J'ai rencontré Fred Paronuzzi au travers d'Un cargo pour Berlin et j'ai tout de suite été emballée par son écriture. Aussi, quand il a parlé de son nouveau roman Mon père est américain sur Facebook, je me suis empressée de l'obtenir. De nouveau, l'auteur aborde des thèmes forts et peu présents en littérature jeunesse. J'ai donc eu envie d'en apprendre plus sur son inspiration. Voici notre entretien! 

Comment est née l’histoire de Léo ? Qu’est-ce qui vous a donné envie de traiter le thème de la peine de mort ?

 L’histoire de Léo est née de plusieurs éléments. Mon intérêt pour la société américaine, d’abord - j’enseigne l’anglais et j’ai par ailleurs vécu plusieurs années en Amérique du Nord. De même, j’ai longuement correspondu dans le passé avec des prisonniers du couloir de la mort.

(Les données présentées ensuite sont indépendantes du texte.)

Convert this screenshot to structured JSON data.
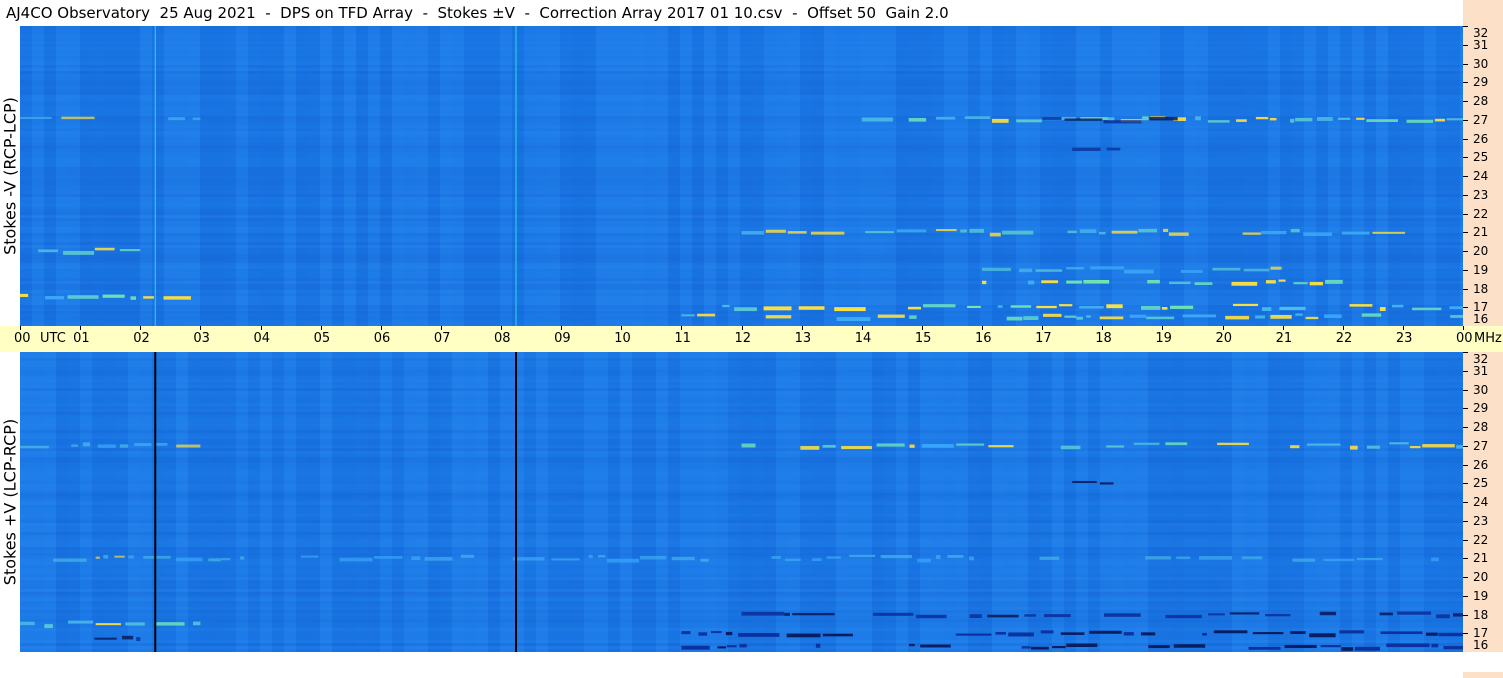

Je ne l’ai pas fait dans le but d’écrire un livre, l’idée est venue par la suite. J’ai essayé, modestement, d’apporter un peu « d’air extérieur » à des personnes détenues dans des conditions indignes. Une expérience très forte et très déstabilisante… Et puis cette histoire d’un ado qui se construit sans père trouvait un écho très profond dans ma propre histoire. Au final, écrire ce livre, au-delà du témoignage, a aussi été une catharsis…
 
Comment est-ce qu’on l’aborde pour le présenter à des adolescents ? Avez-vous eu de la difficulté à trouver le bon angle ? Vous êtes-vous censuré ?
 
Je ne me censure en aucun cas ! Et je ne pense jamais au lecteur lorsque j’écris, j’aurais trop peur de tomber dans la facilité, la démagogie, l’effet calculé, le récit fabriqué, calibré. Je n’ai pas non plus le sentiment d’écrire spécialement pour les adolescents (et d’ailleurs, mes livres jeunesse sont beaucoup lus pas les adultes). Si je suis publié chez Thierry Magnier, c’est avant tout un désir/plaisir éditorial. » J’apprécie la richesse de leur catalogue, la qualité de leur travail, leur exigence. Je me sens bien chez eux - et respecté !… Trouver le bon angle, vous avez raison, n’est jamais facile, mais c’est le cas pour chaque livre, quel qu’en soit le sujet. Il faut que le récit trouve sa « petite musique » personnelle, unique. Et ça, oui, c’est une gros travail fait de tâtonnements, d’essais, d’échecs parfois…
 
Pour vous était-ce important de laisser Benjamin Carr, le père de Léo, s’exprimer ? Qu’est-ce que ses lettres apportent de plus ? 
 
Laisser Benjamin s’exprimer m’est vite apparu comme une évidence. Il offre un témoignage de première main sur la vie carcérale. Il donne aussi une voix au père. Et, à travers cette voix, un corps, une présence. Je voulais que le lecteur / la lectrice puisse approcher ce que Léo ressent à la lecture des courriers de son père… Plus prosaïquement, ces lettres permettent de donner du rythme au récit.
 
Le personnage de Yannis est homosexuel, mais le tout est traité très normalement. Est-ce ce que vous voyez de plus en plus chez les jeunes qui vous entourent ?
 
En ce qui me concerne, je ne vois rien que de très normal à choisir son orientation sexuelle et à vivre pleinement sa sexualité. C’est même, il me semble, un droit fondamental. L’homophobie, comme toute forme de rejet et d’injustice, me révolte et me dégoûte profondément.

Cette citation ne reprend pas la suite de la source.